'Instant cities' to manage booming Asian population

The global population is booming, much of it in urban areas. Nowhere is this more apparent in Asia. How will we cope? Greg Lindsay suggests the instant city.

As the population of Asian countries continues to boom, there's a simple question many officials are asking themselves: where do we put all these people?

Aerotropolis author Greg Lindsay -- if the name sounds familiar, it's because we interviewed him in April -- writes in Slate that "instant cities," metropolises built from scratch, may be "the defining challenge of our era."

He writes:

The earth’s urban population will nearly double by 2050, requiring the construction of hundreds of new cities. China is already building the equivalent of a Rome every few weeks to absorb the 400 million migrants streaming in from the countryside. The question facing us as an urban species isn’t whether to build cities tabula rasa, but how. And nowhere is this dilemma more pressing than in Asia.
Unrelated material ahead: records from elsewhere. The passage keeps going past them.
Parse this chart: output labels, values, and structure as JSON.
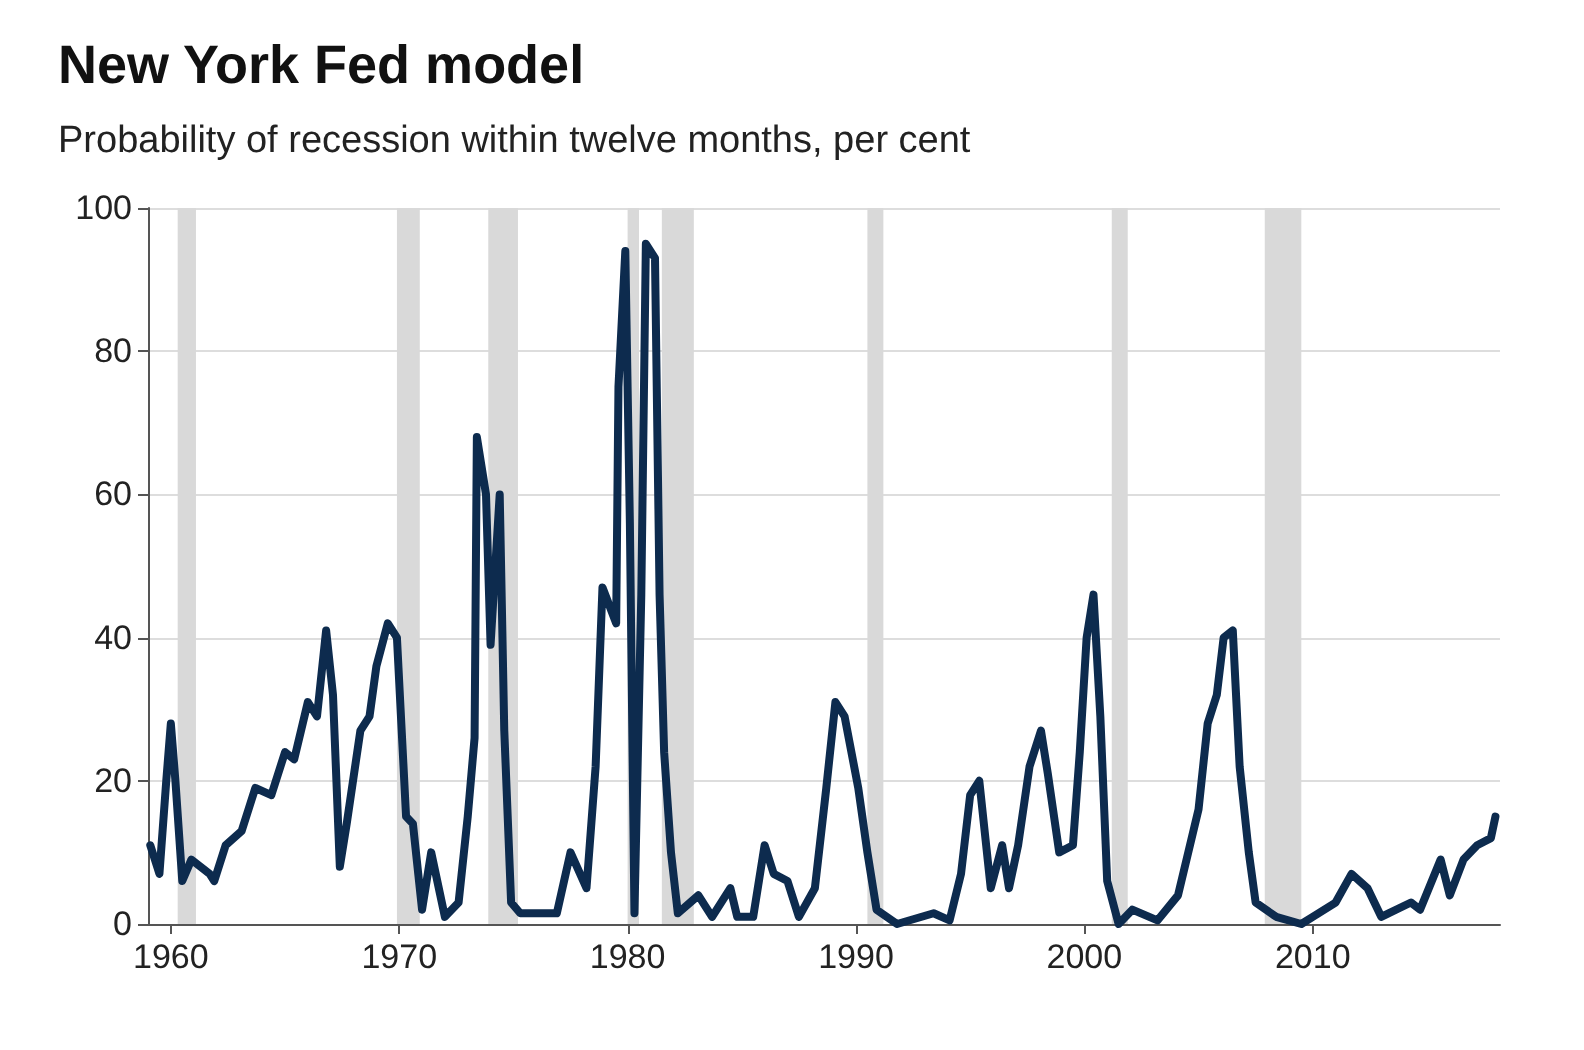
{
  "chart_data": {
    "type": "line",
    "title": "New York Fed model",
    "subtitle": "Probability of recession within twelve months, per cent",
    "xlim": [
      1959,
      2018.2
    ],
    "xticks": [
      1960,
      1970,
      1980,
      1990,
      2000,
      2010
    ],
    "ylim": [
      0,
      100
    ],
    "yticks": [
      0,
      20,
      40,
      60,
      80,
      100
    ],
    "grid": "y",
    "marker": "none",
    "line_style": "solid",
    "x": [
      1959.1,
      1959.2,
      1959.5,
      1959.8,
      1960.0,
      1960.2,
      1960.5,
      1960.9,
      1961.7,
      1961.9,
      1962.4,
      1963.1,
      1963.7,
      1964.4,
      1965.0,
      1965.4,
      1966.0,
      1966.4,
      1966.8,
      1967.1,
      1967.4,
      1967.7,
      1968.3,
      1968.7,
      1969.0,
      1969.5,
      1969.9,
      1970.3,
      1970.6,
      1971.0,
      1971.4,
      1972.0,
      1972.6,
      1973.0,
      1973.3,
      1973.4,
      1973.8,
      1974.0,
      1974.4,
      1974.6,
      1974.9,
      1975.3,
      1976.0,
      1976.9,
      1977.5,
      1978.2,
      1978.6,
      1978.9,
      1979.5,
      1979.6,
      1979.9,
      1980.1,
      1980.3,
      1980.6,
      1980.8,
      1981.2,
      1981.4,
      1981.6,
      1981.9,
      1982.2,
      1983.1,
      1983.7,
      1984.5,
      1984.8,
      1985.5,
      1986.0,
      1986.4,
      1987.0,
      1987.5,
      1988.2,
      1988.7,
      1989.1,
      1989.5,
      1990.1,
      1990.5,
      1990.9,
      1991.8,
      1993.4,
      1994.1,
      1994.6,
      1995.0,
      1995.4,
      1995.9,
      1996.4,
      1996.7,
      1997.1,
      1997.6,
      1998.1,
      1998.4,
      1998.9,
      1999.5,
      1999.8,
      2000.1,
      2000.4,
      2000.7,
      2001.0,
      2001.5,
      2002.1,
      2003.2,
      2004.1,
      2005.0,
      2005.4,
      2005.8,
      2006.1,
      2006.5,
      2006.8,
      2007.2,
      2007.5,
      2008.4,
      2009.5,
      2010.0,
      2011.0,
      2011.7,
      2012.4,
      2013.0,
      2014.3,
      2014.7,
      2015.6,
      2016.0,
      2016.6,
      2017.2,
      2017.8,
      2018.0
    ],
    "series": [
      {
        "color": "#0d2b4e",
        "values": [
          11,
          10,
          7,
          20,
          28,
          20,
          6,
          9,
          7,
          6,
          11,
          13,
          19,
          18,
          24,
          23,
          31,
          29,
          41,
          32,
          8,
          14,
          27,
          29,
          36,
          42,
          40,
          15,
          14,
          2,
          10,
          1,
          3,
          15,
          26,
          68,
          60,
          39,
          60,
          27,
          3,
          1.5,
          1.5,
          1.5,
          10,
          5,
          22,
          47,
          42,
          75,
          94,
          56,
          1.5,
          46,
          95,
          93,
          46,
          24,
          10,
          1.5,
          4,
          1,
          5,
          1,
          1,
          11,
          7,
          6,
          1,
          5,
          19,
          31,
          29,
          19,
          10,
          2,
          0,
          1.5,
          0.5,
          7,
          18,
          20,
          5,
          11,
          5,
          11,
          22,
          27,
          21,
          10,
          11,
          24,
          40,
          46,
          29,
          6,
          0,
          2,
          0.5,
          4,
          16,
          28,
          32,
          40,
          41,
          22,
          10,
          3,
          1,
          0,
          1,
          3,
          7,
          5,
          1,
          3,
          2,
          9,
          4,
          9,
          11,
          12,
          15
        ]
      }
    ],
    "bands": [
      {
        "axis": "x",
        "from": 1960.3,
        "to": 1961.1,
        "color": "#d9d9d9"
      },
      {
        "axis": "x",
        "from": 1969.9,
        "to": 1970.9,
        "color": "#d9d9d9"
      },
      {
        "axis": "x",
        "from": 1973.9,
        "to": 1975.2,
        "color": "#d9d9d9"
      },
      {
        "axis": "x",
        "from": 1980.0,
        "to": 1980.5,
        "color": "#d9d9d9"
      },
      {
        "axis": "x",
        "from": 1981.5,
        "to": 1982.9,
        "color": "#d9d9d9"
      },
      {
        "axis": "x",
        "from": 1990.5,
        "to": 1991.2,
        "color": "#d9d9d9"
      },
      {
        "axis": "x",
        "from": 2001.2,
        "to": 2001.9,
        "color": "#d9d9d9"
      },
      {
        "axis": "x",
        "from": 2007.9,
        "to": 2009.5,
        "color": "#d9d9d9"
      }
    ]
  }
}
The utopian city is a common theme across generations, from the Brazilian capital of Brasilia to the U.S. capital of Washington, but at no point in history has humanity had so many opportunities to experiment.

The reasons all-new cities are attractive to Asia:

  • Dense, efficient cities help combat climate change.
  • Pollution is already a major issue in China and neighboring nations.
  • The rate of population growth is so high, and it takes so long to work in an existing city, that building anew may be the only way to meet demand.

Lindsay offers several examples of projects already underway, including China's Mentougou Eco Valley; a retrofit of Langfang, also in China; Sino-Singapore Tianjin Eco-City; and Songdo, in Korea . (The New York Times published a report yesterday on Panasonic's similar work to build a new "smart city" in Japan.)

The challenge, of course, is to build a city that people will want to move to. Human history is littered with pristine projects in pursuit of the ideal but shattered by reality. We all know that our current cities aren't serving us as well as they could. Are we just too busy to think big?